For the raw-distance ANOVA model, I checked normality, constant variance, and independence using visual diagnostics. Normality looked reasonable because the Q-Q residual plot stayed close to the line with only mild tail departures, and constant variance looked acceptable because the residual spread was fairly similar across fitted values without a strong funnel shape. The residuals-versus-throw-order plot did not show a clear run-order trend, so independence looked reasonable as well.
op <- par(mfrow = c(1, 2))
plot(i.lm, which = 1)
plot(i.lm, which = 2)
par(op)
plot(d.df$od, resid(i.lm),
main = "Paper Airplane ANOVA Residuals by Throw Order",
xlab = "Throw order", ylab = "Residual (inches)",
pch = 16)
abline(h = 0, lty = 2)
Because the treatment counts are uneven across cells, Type III sums of squares are the better choice here. That lets each effect be tested after accounting for the others instead of letting the order of entry steer the result. None of the three F-tests reached the 0.05 level: paper weight \(F(1, 54) = 2.94\), \(p = 0.092\); fold design \(F(2, 54) = 0.77\), \(p = 0.469\); and the interaction \(F(2, 54) = 1.43\), \(p = 0.248\).

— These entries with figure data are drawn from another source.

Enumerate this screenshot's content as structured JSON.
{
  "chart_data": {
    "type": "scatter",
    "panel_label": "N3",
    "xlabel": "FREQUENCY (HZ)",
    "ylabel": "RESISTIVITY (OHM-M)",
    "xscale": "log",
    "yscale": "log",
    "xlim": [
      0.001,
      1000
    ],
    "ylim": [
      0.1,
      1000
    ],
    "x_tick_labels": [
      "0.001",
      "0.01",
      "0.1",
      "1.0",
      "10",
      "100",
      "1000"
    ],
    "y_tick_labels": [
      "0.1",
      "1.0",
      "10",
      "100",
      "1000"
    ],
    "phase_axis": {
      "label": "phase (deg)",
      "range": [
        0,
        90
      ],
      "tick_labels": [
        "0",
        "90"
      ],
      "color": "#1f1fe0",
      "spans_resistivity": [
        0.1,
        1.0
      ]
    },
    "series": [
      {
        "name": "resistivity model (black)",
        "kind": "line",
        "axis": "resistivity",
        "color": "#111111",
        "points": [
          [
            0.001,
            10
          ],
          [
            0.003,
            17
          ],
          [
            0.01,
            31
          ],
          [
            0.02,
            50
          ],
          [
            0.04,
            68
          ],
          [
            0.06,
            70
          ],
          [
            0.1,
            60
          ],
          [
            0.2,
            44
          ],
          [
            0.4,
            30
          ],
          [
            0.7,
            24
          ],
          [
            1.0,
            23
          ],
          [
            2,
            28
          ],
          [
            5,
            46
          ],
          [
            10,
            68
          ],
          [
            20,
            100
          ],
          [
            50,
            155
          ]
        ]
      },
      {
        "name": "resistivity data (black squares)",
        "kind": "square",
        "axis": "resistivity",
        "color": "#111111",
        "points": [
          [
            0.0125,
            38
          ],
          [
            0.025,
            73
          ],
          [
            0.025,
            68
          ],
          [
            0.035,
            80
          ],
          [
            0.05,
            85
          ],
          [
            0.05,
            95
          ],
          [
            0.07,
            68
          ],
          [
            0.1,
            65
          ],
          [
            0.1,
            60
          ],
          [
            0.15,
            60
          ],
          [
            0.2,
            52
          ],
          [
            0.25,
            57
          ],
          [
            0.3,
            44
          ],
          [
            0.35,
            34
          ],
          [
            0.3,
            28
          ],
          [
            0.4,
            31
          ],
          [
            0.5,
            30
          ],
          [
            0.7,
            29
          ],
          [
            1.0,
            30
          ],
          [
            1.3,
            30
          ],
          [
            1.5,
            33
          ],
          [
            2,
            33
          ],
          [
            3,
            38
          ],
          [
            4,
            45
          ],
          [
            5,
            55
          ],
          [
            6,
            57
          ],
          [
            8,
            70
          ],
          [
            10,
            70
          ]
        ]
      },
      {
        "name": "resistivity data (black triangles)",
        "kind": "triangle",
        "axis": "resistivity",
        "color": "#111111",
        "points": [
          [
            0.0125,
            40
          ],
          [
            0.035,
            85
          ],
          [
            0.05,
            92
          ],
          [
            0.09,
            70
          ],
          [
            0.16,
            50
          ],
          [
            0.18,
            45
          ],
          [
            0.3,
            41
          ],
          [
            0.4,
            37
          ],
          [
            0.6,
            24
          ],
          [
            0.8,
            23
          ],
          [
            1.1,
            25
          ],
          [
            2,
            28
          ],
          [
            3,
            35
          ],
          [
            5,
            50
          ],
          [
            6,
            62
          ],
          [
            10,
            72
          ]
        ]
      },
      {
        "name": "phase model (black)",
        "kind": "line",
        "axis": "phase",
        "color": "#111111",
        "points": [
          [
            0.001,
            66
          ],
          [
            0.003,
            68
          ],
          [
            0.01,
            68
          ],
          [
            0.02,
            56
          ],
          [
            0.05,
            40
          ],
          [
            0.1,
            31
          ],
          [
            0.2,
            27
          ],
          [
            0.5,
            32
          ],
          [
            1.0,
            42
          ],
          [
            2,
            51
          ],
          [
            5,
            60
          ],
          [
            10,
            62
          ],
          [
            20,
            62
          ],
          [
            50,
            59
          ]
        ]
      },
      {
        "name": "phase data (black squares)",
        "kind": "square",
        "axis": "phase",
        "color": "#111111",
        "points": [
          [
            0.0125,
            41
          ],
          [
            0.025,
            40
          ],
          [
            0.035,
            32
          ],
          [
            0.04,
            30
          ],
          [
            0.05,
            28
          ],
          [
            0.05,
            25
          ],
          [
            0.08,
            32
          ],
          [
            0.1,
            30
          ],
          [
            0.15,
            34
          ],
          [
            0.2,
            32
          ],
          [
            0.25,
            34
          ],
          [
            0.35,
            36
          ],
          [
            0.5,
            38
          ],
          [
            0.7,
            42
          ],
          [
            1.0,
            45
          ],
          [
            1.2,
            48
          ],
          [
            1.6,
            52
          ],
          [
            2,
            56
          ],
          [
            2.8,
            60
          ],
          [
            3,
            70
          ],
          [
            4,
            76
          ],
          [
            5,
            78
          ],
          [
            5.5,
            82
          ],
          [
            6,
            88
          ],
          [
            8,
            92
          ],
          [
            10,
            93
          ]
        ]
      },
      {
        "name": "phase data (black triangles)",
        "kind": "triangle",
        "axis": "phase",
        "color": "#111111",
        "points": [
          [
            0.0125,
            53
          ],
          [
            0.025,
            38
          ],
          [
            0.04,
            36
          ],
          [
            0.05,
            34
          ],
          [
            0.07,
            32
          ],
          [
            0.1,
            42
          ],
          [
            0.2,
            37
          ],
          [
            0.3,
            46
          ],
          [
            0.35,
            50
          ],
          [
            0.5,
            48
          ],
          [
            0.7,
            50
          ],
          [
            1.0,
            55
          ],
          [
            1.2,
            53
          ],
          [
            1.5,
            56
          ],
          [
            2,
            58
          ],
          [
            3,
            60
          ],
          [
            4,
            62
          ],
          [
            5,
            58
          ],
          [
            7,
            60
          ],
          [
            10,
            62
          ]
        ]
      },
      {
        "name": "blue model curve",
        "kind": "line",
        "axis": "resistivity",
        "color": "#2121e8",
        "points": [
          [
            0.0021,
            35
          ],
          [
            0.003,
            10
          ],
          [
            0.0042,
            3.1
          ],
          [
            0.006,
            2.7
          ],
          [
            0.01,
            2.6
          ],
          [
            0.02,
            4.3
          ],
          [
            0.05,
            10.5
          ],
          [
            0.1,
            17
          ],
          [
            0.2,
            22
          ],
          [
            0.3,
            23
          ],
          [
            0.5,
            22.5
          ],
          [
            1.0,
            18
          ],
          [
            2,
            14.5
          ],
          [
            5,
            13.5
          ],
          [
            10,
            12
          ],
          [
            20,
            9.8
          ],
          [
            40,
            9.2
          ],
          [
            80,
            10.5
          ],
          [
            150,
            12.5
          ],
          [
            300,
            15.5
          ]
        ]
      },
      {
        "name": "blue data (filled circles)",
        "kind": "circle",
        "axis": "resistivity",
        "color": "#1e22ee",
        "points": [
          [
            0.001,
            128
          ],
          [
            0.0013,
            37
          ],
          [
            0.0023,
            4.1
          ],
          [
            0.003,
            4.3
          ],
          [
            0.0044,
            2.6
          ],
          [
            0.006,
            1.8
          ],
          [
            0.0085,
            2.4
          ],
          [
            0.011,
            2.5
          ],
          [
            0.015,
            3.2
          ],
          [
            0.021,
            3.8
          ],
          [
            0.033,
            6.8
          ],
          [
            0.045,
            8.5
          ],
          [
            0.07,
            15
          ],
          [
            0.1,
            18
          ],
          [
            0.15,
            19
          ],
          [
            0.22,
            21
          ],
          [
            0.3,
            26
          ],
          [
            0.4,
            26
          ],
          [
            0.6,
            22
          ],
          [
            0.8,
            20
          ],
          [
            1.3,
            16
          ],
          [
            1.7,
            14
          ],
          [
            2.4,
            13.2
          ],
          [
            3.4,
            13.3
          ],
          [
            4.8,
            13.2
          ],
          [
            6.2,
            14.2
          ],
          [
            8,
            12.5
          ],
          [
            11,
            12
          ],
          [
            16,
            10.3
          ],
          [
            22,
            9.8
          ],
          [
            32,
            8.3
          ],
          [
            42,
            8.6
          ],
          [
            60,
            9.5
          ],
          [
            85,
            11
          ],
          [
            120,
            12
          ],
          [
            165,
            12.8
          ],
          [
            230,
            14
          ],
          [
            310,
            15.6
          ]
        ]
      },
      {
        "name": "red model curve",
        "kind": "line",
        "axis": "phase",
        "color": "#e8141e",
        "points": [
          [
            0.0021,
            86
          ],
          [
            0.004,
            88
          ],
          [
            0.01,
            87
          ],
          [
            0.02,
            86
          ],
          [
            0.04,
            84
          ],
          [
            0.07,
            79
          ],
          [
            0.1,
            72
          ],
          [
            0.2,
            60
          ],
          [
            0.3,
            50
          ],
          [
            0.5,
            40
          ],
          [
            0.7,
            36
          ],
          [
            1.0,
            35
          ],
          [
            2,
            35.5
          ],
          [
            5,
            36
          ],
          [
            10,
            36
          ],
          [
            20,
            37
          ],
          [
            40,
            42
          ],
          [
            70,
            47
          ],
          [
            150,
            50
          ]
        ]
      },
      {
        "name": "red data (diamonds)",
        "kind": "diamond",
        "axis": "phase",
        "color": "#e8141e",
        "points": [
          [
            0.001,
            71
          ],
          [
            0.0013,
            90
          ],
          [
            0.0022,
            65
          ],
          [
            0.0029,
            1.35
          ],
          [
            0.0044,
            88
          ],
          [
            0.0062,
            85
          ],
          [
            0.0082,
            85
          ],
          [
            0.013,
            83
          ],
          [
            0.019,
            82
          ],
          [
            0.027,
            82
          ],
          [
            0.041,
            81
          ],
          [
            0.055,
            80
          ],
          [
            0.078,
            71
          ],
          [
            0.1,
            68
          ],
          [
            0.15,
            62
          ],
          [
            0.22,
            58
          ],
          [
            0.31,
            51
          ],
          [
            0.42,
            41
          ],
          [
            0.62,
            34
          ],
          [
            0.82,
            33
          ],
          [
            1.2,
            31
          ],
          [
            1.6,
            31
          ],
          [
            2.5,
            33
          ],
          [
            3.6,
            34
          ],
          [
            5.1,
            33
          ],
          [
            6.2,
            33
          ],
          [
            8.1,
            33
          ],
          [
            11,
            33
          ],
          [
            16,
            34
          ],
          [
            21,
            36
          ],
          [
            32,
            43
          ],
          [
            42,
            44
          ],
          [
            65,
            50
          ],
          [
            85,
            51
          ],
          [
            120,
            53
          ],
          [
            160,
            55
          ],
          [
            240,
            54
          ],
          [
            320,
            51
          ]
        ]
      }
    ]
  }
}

i.lm <- lm(y ~ wt * pl, data = d.df)
i.a3 <- as.data.frame(car::Anova(i.lm, type = 3))
i.a3$term <- rownames(i.a3)
rownames(i.a3) <- NULL
i.a3 <- i.a3 |>
dplyr::select(term, `Sum Sq`, Df, `F value`, `Pr(>F)`)
kable(i.a3, digits = 3, col.names = c("Term", "Sum Sq", "Df", "F", "p")) |>
kable_styling(full_width = TRUE)
| Term | Sum Sq | Df | F | p |
|---|---|---|---|---|
| (Intercept) | 1638876.328 | 1 | 2433.686 | 0.000 |
| wt | 1978.809 | 1 | 2.938 | 0.092 |
| pl | 1033.598 | 2 | 0.767 | 0.469 |
| wt:pl | 1926.535 | 2 | 1.430 | 0.248 |
| Residuals | 36364.312 | 54 | NA | NA |
Because the overall ANOVA tests were not significant at \(\alpha = 0.05\), I did not run pairwise contrasts. Skipping post-hoc comparisons here keeps the interpretation honest and avoids over-interpreting noise when there is not enough evidence of a mean difference in the first place.
The practical question people may still ask is which setup looked best even if nothing was significant. On raw means alone, Light paper with the Lift Off fold landed farthest on average, but the within-group variation was large enough that this edge did not hold up as a reliable difference.
In this dataset, neither paper weight, fold style, nor their interaction showed a statistically clear effect on flight distance. The study still gives a useful and upbeat starting point, and the next round would be stronger with tighter control of throwing mechanics, equal replication in every cell, and possibly more trials so small real differences are easier to spot.